Après la campagne franchement anti-algérienne menée par le nouveau ministre français de l’intérieur, Bruno Retailleau, et les réactions musclées du président de la république Abdelmadjid Tebboune, voilà que le premier ministre Michel Barnier revient à de meilleurs sentiments en prônant le dialogue avec l’Algérie.

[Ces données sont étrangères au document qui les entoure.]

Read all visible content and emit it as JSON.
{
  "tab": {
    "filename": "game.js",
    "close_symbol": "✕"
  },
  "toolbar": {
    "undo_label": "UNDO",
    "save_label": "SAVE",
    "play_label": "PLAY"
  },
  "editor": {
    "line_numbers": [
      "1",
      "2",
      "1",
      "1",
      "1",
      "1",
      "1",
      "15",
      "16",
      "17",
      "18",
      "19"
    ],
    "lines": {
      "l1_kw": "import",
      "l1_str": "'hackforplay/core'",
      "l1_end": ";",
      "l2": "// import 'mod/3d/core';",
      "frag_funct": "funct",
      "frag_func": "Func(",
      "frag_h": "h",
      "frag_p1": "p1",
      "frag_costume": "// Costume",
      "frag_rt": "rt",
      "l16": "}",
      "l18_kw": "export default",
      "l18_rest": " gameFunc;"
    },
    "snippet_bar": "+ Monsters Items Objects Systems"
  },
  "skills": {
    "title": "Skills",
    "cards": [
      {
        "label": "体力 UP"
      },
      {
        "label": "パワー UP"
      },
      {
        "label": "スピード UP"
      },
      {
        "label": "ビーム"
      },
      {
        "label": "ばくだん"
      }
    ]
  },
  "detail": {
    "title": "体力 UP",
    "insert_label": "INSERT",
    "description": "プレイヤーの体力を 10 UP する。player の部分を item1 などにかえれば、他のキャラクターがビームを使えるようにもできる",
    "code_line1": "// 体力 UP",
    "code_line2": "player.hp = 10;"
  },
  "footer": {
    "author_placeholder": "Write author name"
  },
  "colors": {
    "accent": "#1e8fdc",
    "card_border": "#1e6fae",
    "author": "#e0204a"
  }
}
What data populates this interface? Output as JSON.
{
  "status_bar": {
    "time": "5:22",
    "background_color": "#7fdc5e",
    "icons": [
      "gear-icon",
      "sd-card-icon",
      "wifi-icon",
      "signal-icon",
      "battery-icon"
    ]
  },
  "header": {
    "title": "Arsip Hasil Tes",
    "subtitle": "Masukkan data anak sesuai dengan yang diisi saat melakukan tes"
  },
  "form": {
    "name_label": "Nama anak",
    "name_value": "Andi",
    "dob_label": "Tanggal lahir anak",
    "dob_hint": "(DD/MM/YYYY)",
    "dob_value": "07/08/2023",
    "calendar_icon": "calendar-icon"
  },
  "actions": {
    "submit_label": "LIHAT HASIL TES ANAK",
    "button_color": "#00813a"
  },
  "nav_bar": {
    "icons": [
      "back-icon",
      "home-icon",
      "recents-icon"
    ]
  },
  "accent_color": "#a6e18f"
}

Selon lui, tout trouvera sa solution par le dialogue, à condition de mettre tout sur la table.
Dans un entretien publié hier par Le Journal du dimanche (JJD), Michel Barnier a qualifié l’Algérie de «pays proche de la France». Une approche qui teste une nouvelle piste vers une réconciliation.
Si Bruno Retailleau déclare la guerre, sous forme d’un bras de fer sur le dossier du la question des laissez-passer consulaires indispensables pour l’expulsion des clandestins frappés d’une OQTF, son chef calme le jeu et annonce vouloir la paix, tout en restant ferme sur la question de l’immigration illégale.
«Dans un esprit de dialogue, nous allons prolonger ou reprendre les discussions avec ces pays », a-t-il déclaré. «On ne le fera pas de manière agressive, mais en mettant à plat tous les outils de la coopération bilatérale», a-t-il ajouté.
Le dialogue pour lui est « dans l’intérêt de tous, à condition de ne pas les mettre (les pays qui ne délivrent pas assez de laissez-passer) en accusation, parce qu’ils ont leurs propres contraintes », a encore expliqué Michel Barnier.
Michel Barnier a ajouté qu’il y a « des pays proches de la France comme l’Algérie et le Maroc avec qui le dialogue est possible ».
À travers ce dialogue, le Premier ministre français compte ainsi « examiner toutes les dimensions, si nécessaire, de la délivrance des visas à l’aide au développement ».
Force est de constater que l’intervention du chef du gouvernement français a été poussée par le ton très fort des autorités algériennes. Le discours algérien semble dire : rien ne sera comme avant entre les deux pays. L’Algérie ne jouera pas l’apaisement à n’importe quel prix.